President Carter is right, and he is wrong. Every one of us in Middle Earth knows at least one other who would never vote for a black man. What Frodo has learned is that nothing is gained, outside of appropriate legal action, by confronting your grandfather.

Rep. Wilson is an officer in the South Carolina National Guard. What, pray tell, would have happened if, while on active duty, he had told his Commanding General "You lie."? Answer, he'd have been court-martialed for insubordination.

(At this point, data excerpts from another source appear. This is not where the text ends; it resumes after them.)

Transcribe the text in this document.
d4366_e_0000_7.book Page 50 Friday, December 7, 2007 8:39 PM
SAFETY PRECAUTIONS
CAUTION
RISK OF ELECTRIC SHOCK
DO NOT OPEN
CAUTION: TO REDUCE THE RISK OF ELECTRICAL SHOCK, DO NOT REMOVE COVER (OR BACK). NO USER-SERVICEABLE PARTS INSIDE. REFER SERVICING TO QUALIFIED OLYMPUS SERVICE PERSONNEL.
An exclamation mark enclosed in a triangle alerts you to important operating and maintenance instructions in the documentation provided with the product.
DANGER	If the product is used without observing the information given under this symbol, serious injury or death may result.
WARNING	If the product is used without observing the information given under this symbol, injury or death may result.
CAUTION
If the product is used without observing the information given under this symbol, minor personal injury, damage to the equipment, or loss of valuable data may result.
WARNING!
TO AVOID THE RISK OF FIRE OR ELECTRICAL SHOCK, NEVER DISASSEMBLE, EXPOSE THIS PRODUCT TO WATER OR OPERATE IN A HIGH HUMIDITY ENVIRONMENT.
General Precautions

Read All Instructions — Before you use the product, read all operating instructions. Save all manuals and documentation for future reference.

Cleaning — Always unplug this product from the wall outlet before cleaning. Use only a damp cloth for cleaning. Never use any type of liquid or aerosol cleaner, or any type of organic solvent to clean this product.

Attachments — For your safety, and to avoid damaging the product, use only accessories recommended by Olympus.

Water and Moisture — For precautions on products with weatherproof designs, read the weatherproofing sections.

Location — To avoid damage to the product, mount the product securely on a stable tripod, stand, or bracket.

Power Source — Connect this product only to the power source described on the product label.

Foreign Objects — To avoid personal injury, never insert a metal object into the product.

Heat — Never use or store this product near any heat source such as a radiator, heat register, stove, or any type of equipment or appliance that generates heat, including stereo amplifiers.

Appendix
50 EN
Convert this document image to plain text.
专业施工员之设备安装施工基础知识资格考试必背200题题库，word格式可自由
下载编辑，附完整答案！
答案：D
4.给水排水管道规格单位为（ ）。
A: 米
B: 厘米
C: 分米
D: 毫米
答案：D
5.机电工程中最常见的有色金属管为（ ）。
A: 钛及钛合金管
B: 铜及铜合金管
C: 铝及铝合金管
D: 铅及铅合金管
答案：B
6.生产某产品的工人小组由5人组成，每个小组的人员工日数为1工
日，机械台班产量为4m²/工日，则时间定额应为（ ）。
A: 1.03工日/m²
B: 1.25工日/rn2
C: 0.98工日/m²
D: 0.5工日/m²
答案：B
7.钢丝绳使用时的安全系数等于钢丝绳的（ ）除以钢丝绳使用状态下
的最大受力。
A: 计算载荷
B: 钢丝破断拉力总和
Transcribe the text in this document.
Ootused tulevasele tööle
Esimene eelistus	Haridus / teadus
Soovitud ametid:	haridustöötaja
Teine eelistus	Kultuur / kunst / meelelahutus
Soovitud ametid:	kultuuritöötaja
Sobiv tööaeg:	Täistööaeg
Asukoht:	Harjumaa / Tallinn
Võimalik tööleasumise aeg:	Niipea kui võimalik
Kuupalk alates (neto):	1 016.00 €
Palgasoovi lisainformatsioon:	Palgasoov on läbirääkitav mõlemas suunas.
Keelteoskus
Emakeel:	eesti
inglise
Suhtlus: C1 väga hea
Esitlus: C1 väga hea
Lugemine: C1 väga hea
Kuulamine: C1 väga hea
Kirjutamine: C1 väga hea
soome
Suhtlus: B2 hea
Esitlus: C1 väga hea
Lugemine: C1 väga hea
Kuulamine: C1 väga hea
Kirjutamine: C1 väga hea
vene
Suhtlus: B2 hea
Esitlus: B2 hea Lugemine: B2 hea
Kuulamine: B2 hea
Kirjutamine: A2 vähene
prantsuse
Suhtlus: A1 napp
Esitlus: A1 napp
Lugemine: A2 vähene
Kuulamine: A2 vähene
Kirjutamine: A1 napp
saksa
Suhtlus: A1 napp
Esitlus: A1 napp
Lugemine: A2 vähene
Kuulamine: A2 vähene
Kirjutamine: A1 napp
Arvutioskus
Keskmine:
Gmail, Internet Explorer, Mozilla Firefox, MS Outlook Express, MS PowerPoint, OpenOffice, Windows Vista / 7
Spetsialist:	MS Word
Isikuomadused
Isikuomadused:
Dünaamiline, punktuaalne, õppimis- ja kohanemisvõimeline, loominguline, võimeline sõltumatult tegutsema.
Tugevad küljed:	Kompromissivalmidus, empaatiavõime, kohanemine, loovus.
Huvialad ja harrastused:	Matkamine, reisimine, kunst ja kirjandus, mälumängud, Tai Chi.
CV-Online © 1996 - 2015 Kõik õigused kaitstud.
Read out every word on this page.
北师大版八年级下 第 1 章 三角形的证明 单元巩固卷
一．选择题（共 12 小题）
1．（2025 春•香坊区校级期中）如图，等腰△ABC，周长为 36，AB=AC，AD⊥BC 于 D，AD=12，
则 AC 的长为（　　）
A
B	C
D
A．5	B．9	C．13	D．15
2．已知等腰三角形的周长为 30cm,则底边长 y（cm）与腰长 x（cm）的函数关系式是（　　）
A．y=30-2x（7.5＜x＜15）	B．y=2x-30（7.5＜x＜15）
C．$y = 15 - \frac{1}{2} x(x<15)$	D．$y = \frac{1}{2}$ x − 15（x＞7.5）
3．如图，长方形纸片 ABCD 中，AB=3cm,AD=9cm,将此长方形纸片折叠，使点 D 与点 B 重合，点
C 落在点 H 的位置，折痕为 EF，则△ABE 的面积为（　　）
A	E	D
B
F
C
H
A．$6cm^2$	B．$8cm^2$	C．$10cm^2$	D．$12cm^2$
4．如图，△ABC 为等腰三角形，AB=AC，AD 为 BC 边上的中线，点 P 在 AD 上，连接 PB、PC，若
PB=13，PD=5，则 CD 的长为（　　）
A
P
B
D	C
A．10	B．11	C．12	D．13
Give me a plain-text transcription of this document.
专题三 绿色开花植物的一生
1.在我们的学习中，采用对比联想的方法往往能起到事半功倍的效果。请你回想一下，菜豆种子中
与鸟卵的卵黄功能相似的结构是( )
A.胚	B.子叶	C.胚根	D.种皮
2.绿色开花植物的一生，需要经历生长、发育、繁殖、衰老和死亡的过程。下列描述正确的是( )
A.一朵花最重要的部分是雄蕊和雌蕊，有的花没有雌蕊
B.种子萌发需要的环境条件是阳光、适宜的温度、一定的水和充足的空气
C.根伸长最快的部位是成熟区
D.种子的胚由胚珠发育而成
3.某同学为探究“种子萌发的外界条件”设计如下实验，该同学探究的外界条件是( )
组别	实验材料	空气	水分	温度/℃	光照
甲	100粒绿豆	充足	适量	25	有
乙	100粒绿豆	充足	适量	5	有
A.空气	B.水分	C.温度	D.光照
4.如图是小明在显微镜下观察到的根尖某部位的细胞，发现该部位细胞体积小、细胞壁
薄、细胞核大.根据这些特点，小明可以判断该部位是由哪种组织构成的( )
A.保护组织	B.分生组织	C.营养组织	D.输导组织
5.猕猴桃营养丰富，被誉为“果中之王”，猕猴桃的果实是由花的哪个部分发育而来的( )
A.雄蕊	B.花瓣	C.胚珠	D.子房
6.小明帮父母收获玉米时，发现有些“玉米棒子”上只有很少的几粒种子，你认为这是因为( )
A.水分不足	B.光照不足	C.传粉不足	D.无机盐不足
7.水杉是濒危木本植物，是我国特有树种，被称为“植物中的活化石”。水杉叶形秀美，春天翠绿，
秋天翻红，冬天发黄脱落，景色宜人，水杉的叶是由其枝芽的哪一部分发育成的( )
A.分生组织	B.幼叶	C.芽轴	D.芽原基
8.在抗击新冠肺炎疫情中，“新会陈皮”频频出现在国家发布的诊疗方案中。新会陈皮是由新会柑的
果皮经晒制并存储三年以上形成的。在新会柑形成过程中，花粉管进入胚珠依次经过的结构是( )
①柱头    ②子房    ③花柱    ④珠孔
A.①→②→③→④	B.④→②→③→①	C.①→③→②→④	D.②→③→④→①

The censure was appropriate, and those who voted against it exercised poor judgment, all of them. The number included Frodo's Congressman, who will hear from atleast one voice in the night that thinks he is a true dimwit.

Sue said...

BTW BJ, I clicked over to 'I see my dreams' and 2,880 visitors have graced your blog since you said you were giving up blogging! So glad you are still here AND doing a terrific job!! (Tom had the same inclination as I did!)

Sue said...

yes Infidel we would see unhinged reactions to any Dem president, but this is very different. The president is half black therefore its not your normal unhinging, you have added in, monkeys, watermelons, African voodoo etc etc,,. Thats the difference

Anonymous said...

GREAT POST!!! Don't fret. This is a wonderful time in American history. I am actually glad that the racists are speaking because racism must have its voice to reason with it. Without a voice it becomes a coded language and a secret and will become something so similar to the Nazi's that we will start fleeing this country. Now is the time to change our feelings from anger and frustration into feelings of compassion. Ignorance has never been vanquished by force. Stopping them from talking will not stop them from feeling.

I love the Roosevelt quote!

The only statement in the post that I think we can look at differently is the one speaking of the leaders condemning that kind of attack. I think our leaders should use this opportunity to educate those people just as you are doing with this post.